Manuel FERNÁNDEZ ÁLVAREZ

Resumen


La política exterior española bajo los Austrias está presidida por el signo de haber alcanzado la supremacía en la Europa Occidental. Esto es, la preocupación máxima será, hasta bien entrado el reinado de Felipe IV —hasta 1640 o hasta 1648— mantener dicha supremacía. Es como una cota que una vez alcanzada, no se quiere perder. Una situación de privilegio que se justifica con ciertas obligaciones religiosas (la vinculación a Roma) o europeístas (la defensa frente al Turco). Durante cerca de siglo y medio la fórmula, bien servida por un cuerpo diplomático hábil y por una máquina militar de primer orden, dará resultados bastante satisfactorios, con algún que otro grave traspiés (1541: desastre de Argel; 1588: la Armada Invencible).

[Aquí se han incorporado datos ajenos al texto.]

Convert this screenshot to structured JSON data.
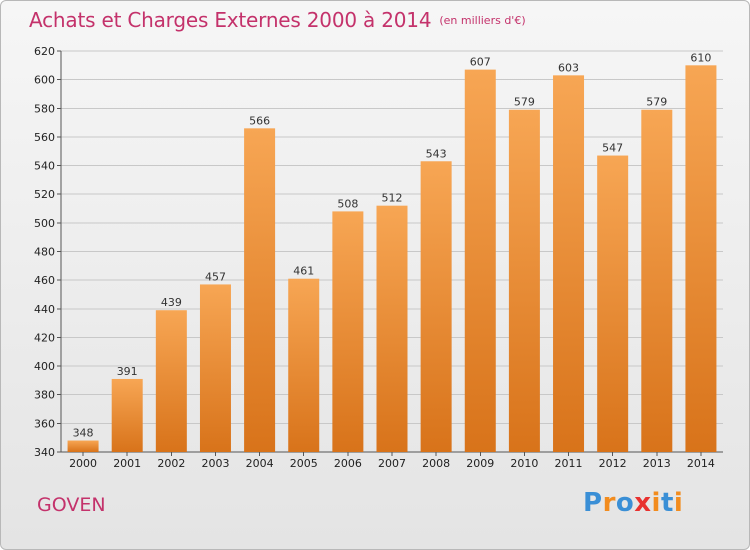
{
  "title": {
    "main": "Achats et Charges Externes 2000 à 2014",
    "unit": "(en milliers d'€)"
  },
  "commune": "GOVEN",
  "logo": {
    "letters": [
      "P",
      "r",
      "o",
      "x",
      "i",
      "t",
      "i"
    ],
    "colors": [
      "#3a8fd6",
      "#f28c1e",
      "#3a8fd6",
      "#e8312f",
      "#f28c1e",
      "#3a8fd6",
      "#f28c1e"
    ]
  },
  "colors": {
    "bar_top": "#f7a654",
    "bar_bottom": "#d8731a",
    "grid": "#c8c8c8",
    "title": "#c4326b"
  },
  "chart_data": {
    "type": "bar",
    "categories": [
      "2000",
      "2001",
      "2002",
      "2003",
      "2004",
      "2005",
      "2006",
      "2007",
      "2008",
      "2009",
      "2010",
      "2011",
      "2012",
      "2013",
      "2014"
    ],
    "values": [
      348,
      391,
      439,
      457,
      566,
      461,
      508,
      512,
      543,
      607,
      579,
      603,
      547,
      579,
      610
    ],
    "ylim": [
      340,
      620
    ],
    "yticks": [
      340,
      360,
      380,
      400,
      420,
      440,
      460,
      480,
      500,
      520,
      540,
      560,
      580,
      600,
      620
    ],
    "grid": true,
    "data_labels": true
  }
}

Lo notable es que desde el principio hasta el fin, desde 1516 en que Carlos, señor del círculo de Borgoña se convierte en monarca de España, hasta 1714, en que la paz de Utrecht transmite los Países Bajos meridionales a la Corte de Viena, la cuestión de Flandes tendrá siempre una importancia de primer orden, dentro de esa política exterior de la Monarquía Católica.